New York Pension Fund Files Amended Complaint Against BP

Consolidated Suit Alleges BP Failed to Adopt Common Global Safety Standard


The New York State Common Retirement Fund and the Ohio pension funds today announced that they have filed an amended complaint on behalf of investors in the class action lawsuit against BP. The amended complaint, filed in the federal district court in Houston, alleges that the company adhered to lower safety standards in its Gulf of Mexico operations than elsewhere in the world, despite claims that the company would implement a single worldwide safety standard. The plaintiffs contend that the lowered standards led to the explosion of the Deepwater Horizon drilling rig and the disastrous oil spill.

"BP's leadership claimed that the company was 'focused on safety like a laser' after the mishaps of the last few years," said State Comptroller Thomas P. DiNapoli, trustee of the New York State Common Retirement Fund. "The truth is that BP's focus on safety wasn't so laser-like. BP repeatedly failed to maintain a common set of safety rules. We're going to fight to make sure BP is held responsible for the losses borne by the million-plus members of the Fund and all other investors who were deceived by BP's statements."

DiNapoli and the Ohio attorney general's office were appointed co-lead plaintiffs in the class-action suit against BP in December 2010, and were asked to file an amended complaint that consolidated allegations against the firm. The complaint alleges that BP's Operational Management System allowed the firm to rely on minimal safety standards set by local regulators, rather than creating a "single framework" for deepwater drilling as the company told investors during its launch in 2006.

In contrast to BP's practices, Shell's safety protocols require all of the firm's operations to follow the same mandatory practices, whether demanded by regulations or not. Shell also required each drilling operation to specify its individual efforts to mitigate risk. In an internal December 2008 memo, BP executives were warned that the company's operations in the Gulf of Mexico were riddled with significant process safety gaps.

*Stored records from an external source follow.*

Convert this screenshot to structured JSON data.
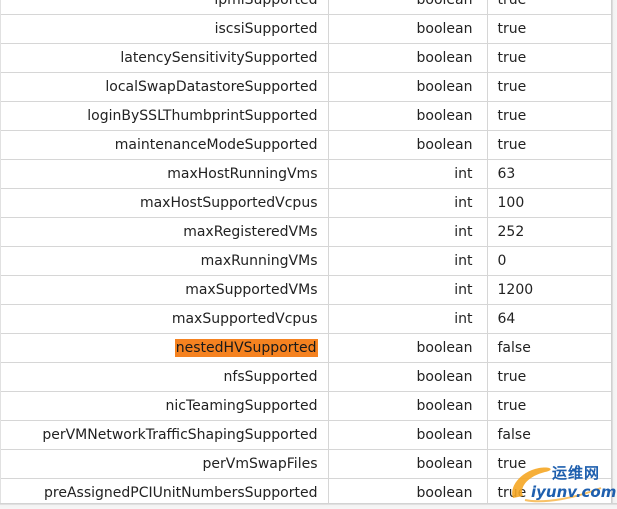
{
  "properties": [
    {
      "name": "ipmiSupported",
      "type": "boolean",
      "value": "true"
    },
    {
      "name": "iscsiSupported",
      "type": "boolean",
      "value": "true"
    },
    {
      "name": "latencySensitivitySupported",
      "type": "boolean",
      "value": "true"
    },
    {
      "name": "localSwapDatastoreSupported",
      "type": "boolean",
      "value": "true"
    },
    {
      "name": "loginBySSLThumbprintSupported",
      "type": "boolean",
      "value": "true"
    },
    {
      "name": "maintenanceModeSupported",
      "type": "boolean",
      "value": "true"
    },
    {
      "name": "maxHostRunningVms",
      "type": "int",
      "value": "63"
    },
    {
      "name": "maxHostSupportedVcpus",
      "type": "int",
      "value": "100"
    },
    {
      "name": "maxRegisteredVMs",
      "type": "int",
      "value": "252"
    },
    {
      "name": "maxRunningVMs",
      "type": "int",
      "value": "0"
    },
    {
      "name": "maxSupportedVMs",
      "type": "int",
      "value": "1200"
    },
    {
      "name": "maxSupportedVcpus",
      "type": "int",
      "value": "64"
    },
    {
      "name": "nestedHVSupported",
      "type": "boolean",
      "value": "false"
    },
    {
      "name": "nfsSupported",
      "type": "boolean",
      "value": "true"
    },
    {
      "name": "nicTeamingSupported",
      "type": "boolean",
      "value": "true"
    },
    {
      "name": "perVMNetworkTrafficShapingSupported",
      "type": "boolean",
      "value": "false"
    },
    {
      "name": "perVmSwapFiles",
      "type": "boolean",
      "value": "true"
    },
    {
      "name": "preAssignedPCIUnitNumbersSupported",
      "type": "boolean",
      "value": "true"
    }
  ],
  "highlight": {
    "row_name": "nestedHVSupported",
    "color": "#f58220"
  },
  "watermark": {
    "cn_text": "运维网",
    "en_text": "iyunv.com",
    "color": "#1e5fae",
    "swoosh_color": "#f5a623"
  },
  "colors": {
    "grid_line": "#d6d6d6",
    "text": "#222222"
  }
}
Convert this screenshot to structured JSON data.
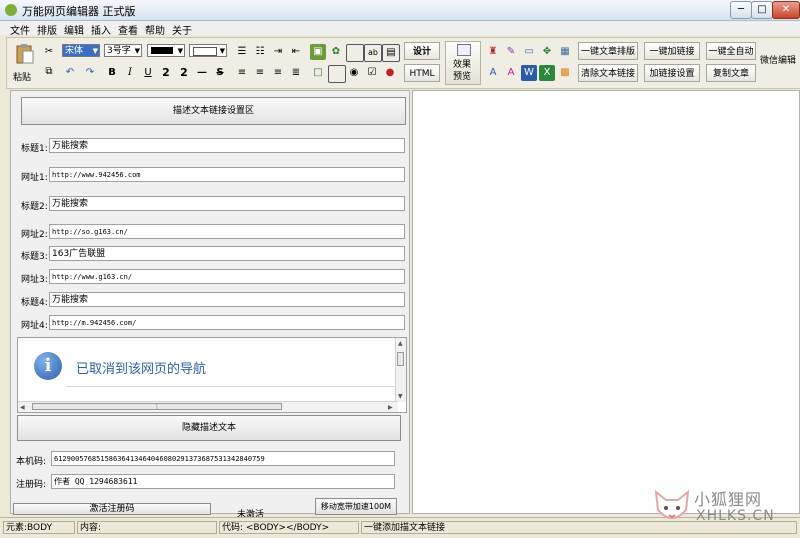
{
  "window": {
    "title": "万能网页编辑器 正式版",
    "minimize": "─",
    "maximize": "□",
    "close": "✕"
  },
  "menu": [
    "文件",
    "排版",
    "编辑",
    "插入",
    "查看",
    "帮助",
    "关于"
  ],
  "toolbar": {
    "paste_label": "粘贴",
    "font_family": "宋体",
    "font_size": "3号字",
    "bold": "B",
    "italic": "I",
    "underline": "U",
    "superscript": "2",
    "subscript": "2",
    "hr": "—",
    "strike": "S",
    "design_label": "设计",
    "html_label": "HTML",
    "preview_label_1": "效果",
    "preview_label_2": "预览",
    "buttons": [
      "一键文章排版",
      "一键加链接",
      "一键全自动",
      "清除文本链接",
      "加链接设置",
      "复制文章"
    ],
    "wechat_label": "微信编辑"
  },
  "left": {
    "settings_header": "描述文本链接设置区",
    "rows": [
      {
        "label": "标题1:",
        "value": "万能搜索",
        "mono": false
      },
      {
        "label": "网址1:",
        "value": "http://www.942456.com",
        "mono": true
      },
      {
        "label": "标题2:",
        "value": "万能搜索",
        "mono": false
      },
      {
        "label": "网址2:",
        "value": "http://so.g163.cn/",
        "mono": true
      },
      {
        "label": "标题3:",
        "value": "163广告联盟",
        "mono": false
      },
      {
        "label": "网址3:",
        "value": "http://www.g163.cn/",
        "mono": true
      },
      {
        "label": "标题4:",
        "value": "万能搜索",
        "mono": false
      },
      {
        "label": "网址4:",
        "value": "http://m.942456.com/",
        "mono": true
      }
    ],
    "nav_message": "已取消到该网页的导航",
    "info_icon": "i",
    "hide_button": "隐藏描述文本",
    "machine_code_label": "本机码:",
    "machine_code": "61290057685158636413464046080291373687531342840759",
    "reg_code_label": "注册码:",
    "reg_code": "作者 QQ 1294683611",
    "activate_button": "激活注册码",
    "not_activated": "未激活",
    "speed_button": "移动宽带加速100M"
  },
  "status": {
    "element": "元素:BODY",
    "content": "内容:",
    "code": "代码: <BODY></BODY>",
    "hint": "一键添加描文本链接"
  },
  "watermark": {
    "cn": "小狐狸网",
    "en": "XHLKS.CN"
  },
  "colors": {
    "fore_swatch": "#000000",
    "back_swatch": "#ffffff",
    "nav_text": "#2f5ea8"
  }
}
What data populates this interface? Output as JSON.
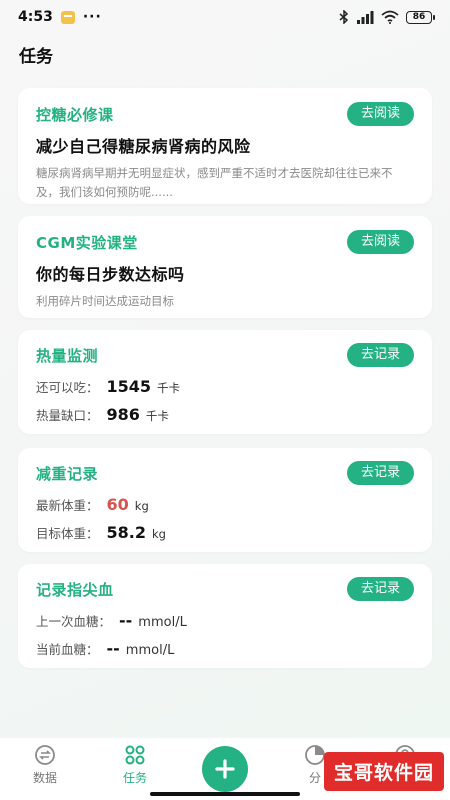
{
  "status_bar": {
    "time": "4:53",
    "battery": "86"
  },
  "header": {
    "title": "任务"
  },
  "cards": [
    {
      "title": "控糖必修课",
      "action": "去阅读",
      "heading": "减少自己得糖尿病肾病的风险",
      "desc": "糖尿病肾病早期并无明显症状，感到严重不适时才去医院却往往已来不及，我们该如何预防呢......"
    },
    {
      "title": "CGM实验课堂",
      "action": "去阅读",
      "heading": "你的每日步数达标吗",
      "desc": "利用碎片时间达成运动目标"
    },
    {
      "title": "热量监测",
      "action": "去记录",
      "rows": [
        {
          "label": "还可以吃：",
          "value": "1545",
          "unit": "千卡"
        },
        {
          "label": "热量缺口：",
          "value": "986",
          "unit": "千卡"
        }
      ]
    },
    {
      "title": "减重记录",
      "action": "去记录",
      "rows": [
        {
          "label": "最新体重：",
          "value": "60",
          "unit": "kg"
        },
        {
          "label": "目标体重：",
          "value": "58.2",
          "unit": "kg"
        }
      ]
    },
    {
      "title": "记录指尖血",
      "action": "去记录",
      "rows": [
        {
          "label": "上一次血糖：",
          "value": "--",
          "unit": "mmol/L"
        },
        {
          "label": "当前血糖：",
          "value": "--",
          "unit": "mmol/L"
        }
      ]
    }
  ],
  "nav": {
    "items": [
      {
        "label": "数据",
        "icon": "data-icon"
      },
      {
        "label": "任务",
        "icon": "task-icon"
      },
      {
        "label": "",
        "icon": "plus-icon"
      },
      {
        "label": "分",
        "icon": "share-icon"
      },
      {
        "label": "",
        "icon": "profile-icon"
      }
    ]
  },
  "watermark": "宝哥软件园",
  "colors": {
    "accent": "#24b183",
    "weight_value": "#d9534f"
  }
}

In 2009, Kevin Lacy, BP's senior vice president for drilling operations for the Gulf of Mexico, resigned after disagreeing with BP on safety protocols.

The New York State Common Retirement Fund retained Cohen Milstein Sellers & Toll PLLC as lead counsel on the suit in July 2010. The Fund provides benefits to more than one million active and retired state and local government employees, police officers, and firefighters and their beneficiaries.